De acordo com dados da Pesquisa Nacional por Amostra de Domicílios Contínua (Pnad Contínua), divulgados pelo Instituto Brasileiro de Geografia e Estatística (IBGE), no trimestre encerrado em março deste ano, sete das dez atividades econômicas do Brasil registraram demissões.

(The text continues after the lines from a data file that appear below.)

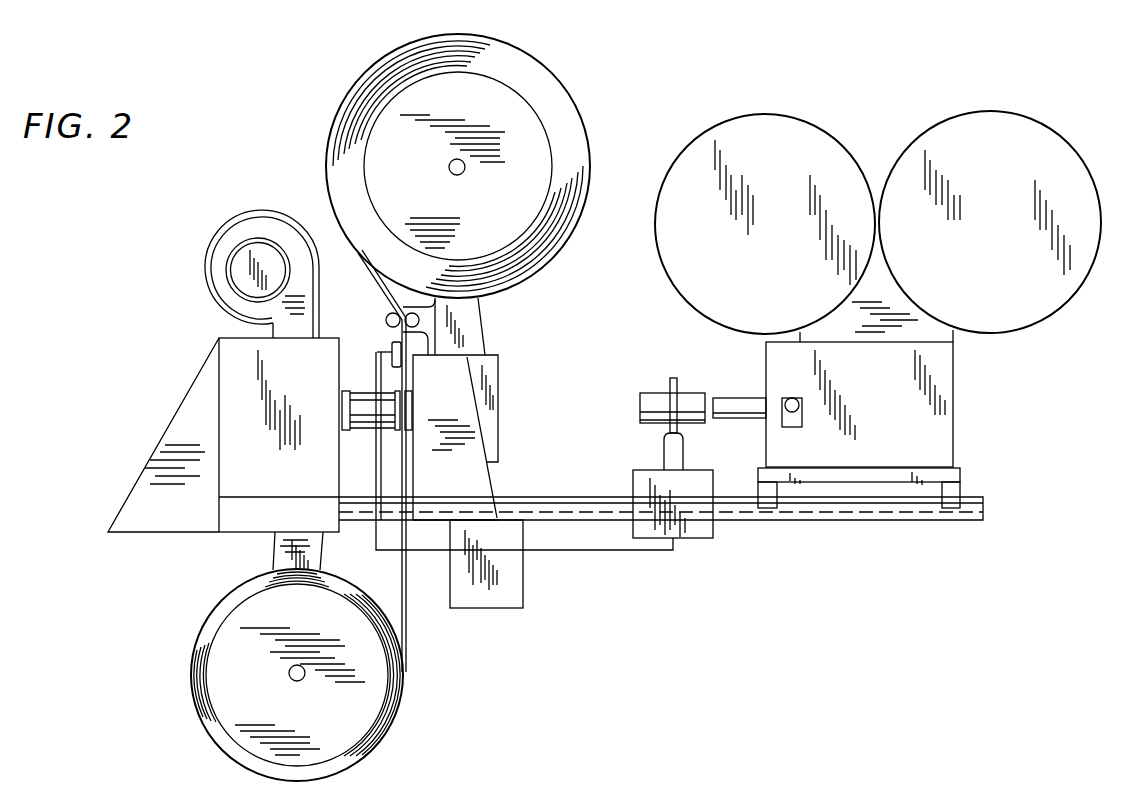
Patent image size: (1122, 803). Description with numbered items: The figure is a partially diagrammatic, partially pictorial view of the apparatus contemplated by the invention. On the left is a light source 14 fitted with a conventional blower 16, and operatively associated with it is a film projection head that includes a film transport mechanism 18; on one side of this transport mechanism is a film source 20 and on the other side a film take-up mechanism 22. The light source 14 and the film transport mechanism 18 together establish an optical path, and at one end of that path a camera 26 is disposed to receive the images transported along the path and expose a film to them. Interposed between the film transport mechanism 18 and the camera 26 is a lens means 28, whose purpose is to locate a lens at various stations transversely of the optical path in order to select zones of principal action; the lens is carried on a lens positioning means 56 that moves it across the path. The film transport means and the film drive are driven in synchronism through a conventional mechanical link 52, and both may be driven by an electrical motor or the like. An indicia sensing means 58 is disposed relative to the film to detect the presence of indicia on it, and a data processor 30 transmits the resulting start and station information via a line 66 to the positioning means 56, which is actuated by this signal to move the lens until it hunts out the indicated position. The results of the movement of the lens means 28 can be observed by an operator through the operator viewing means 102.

The light source 14 is at (247, 385).
The blower 16 is at (243, 247).
The film transport mechanism 18 is at (456, 482).
The film source 20 is at (415, 182).
The film take-up mechanism 22 is at (305, 716).
The camera 26 is at (905, 440).
The lens means 28 is at (658, 392).
The data processor 30 is at (461, 600).
The mechanical link 52 is at (727, 517).
The lens positioning means 56 is at (690, 538).
The indicia sensing means 58 is at (388, 344).
The line 66 is at (563, 552).
The operator viewing means 102 is at (802, 408).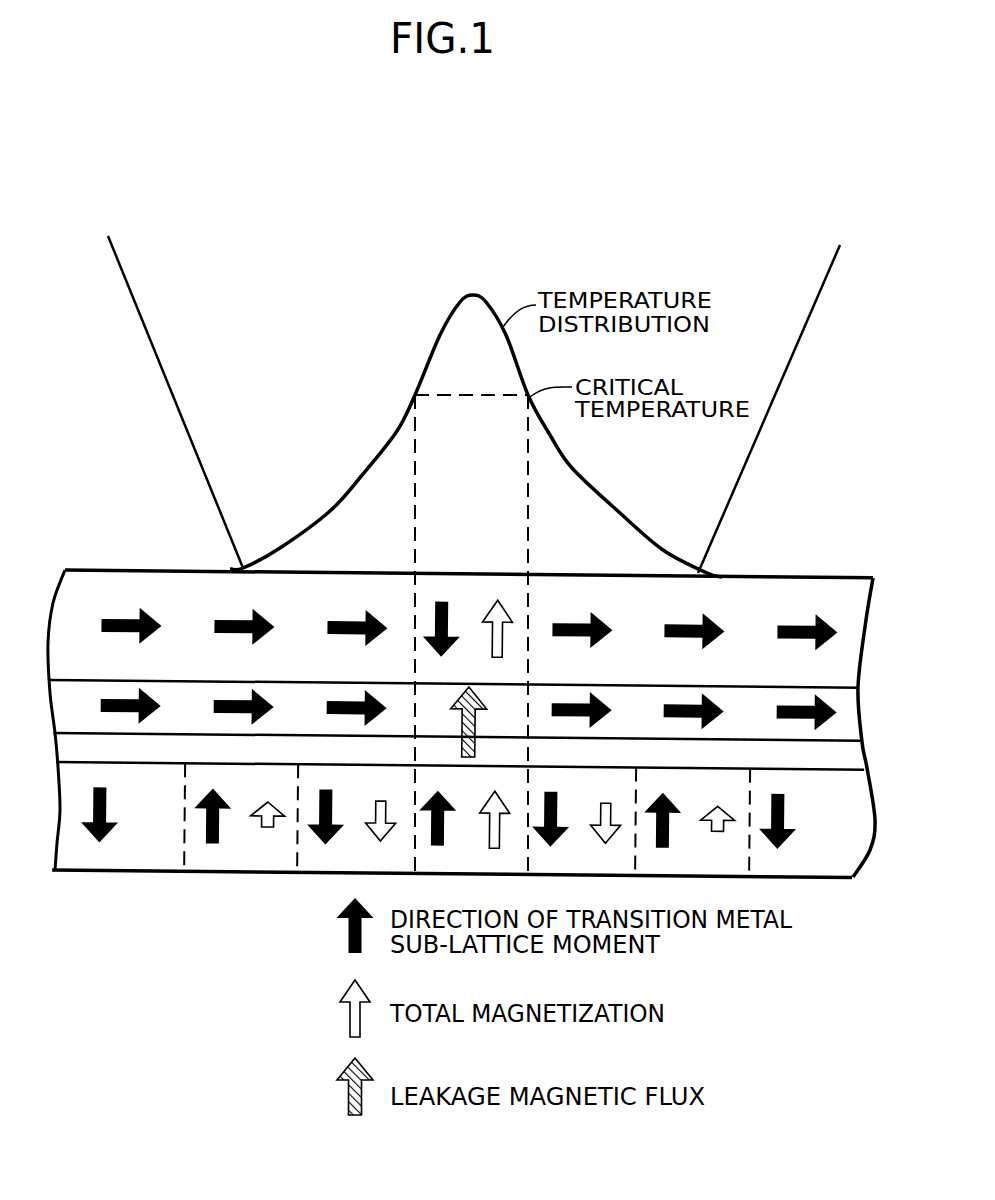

Ademais, entre o trimestre encerrado em dezembro de 2022 e aquele terminado em março de 2023, foram criadas vagas apenas nas seguintes atividades:
- Transporte e armazenagem: 34 mil;
- Alojamento e alimentação: 55 mil;
- Informação, comunicação e atividades financeiras, profissionais e administrativas: 81 mil.
Demissões no Brasil
As demissões no primeiro trimestre ocorreram nos seguintes segmentos da economia:
- Indústria: -245 mil;
- Administração pública, defesa, seguridade social, educação, saúde humana e serviços sociais: -245 mil;
- Construção: -215 mil;
- Outros serviços: -231 mil;
- Comércio: -294 mil;
- Serviços domésticos: -134 mil;
- Agricultura: -201 mil.
Diante disso, as únicas atividades que registraram perdas, considerando o período de um ano, foram a agricultura, com a demissão de mais de 456 mil trabalhadores, e a construção, que demitiu 61 mil pessoas.
Contratações em um ano
Os setores que contrataram em um ano foram:
- Administração pública, defesa, seguridade social, educação, saúde humana e serviços sociais: +815 mil;
- Comércio: +552 mil;
- Alojamento e alimentação: +93 mil;
- Serviços domésticos: +70 mil;
- Indústria +262 mil;
- Informação, comunicação e atividades financeiras: +673 mil;
- Transporte: +396 mil;
- Outros serviços: +215 mil.
Contratações no segundo trimestre
Segundo dados da Pesquisa de Expectativa de Emprego – Q2 2023, feita pelo ManpowerGroup, no Brasil, São Paulo é o estado com maior taxa de intenções de contratação no segundo trimestre deste ano, com 27%. Em segundo, ficou Minas Gerais, com 26%.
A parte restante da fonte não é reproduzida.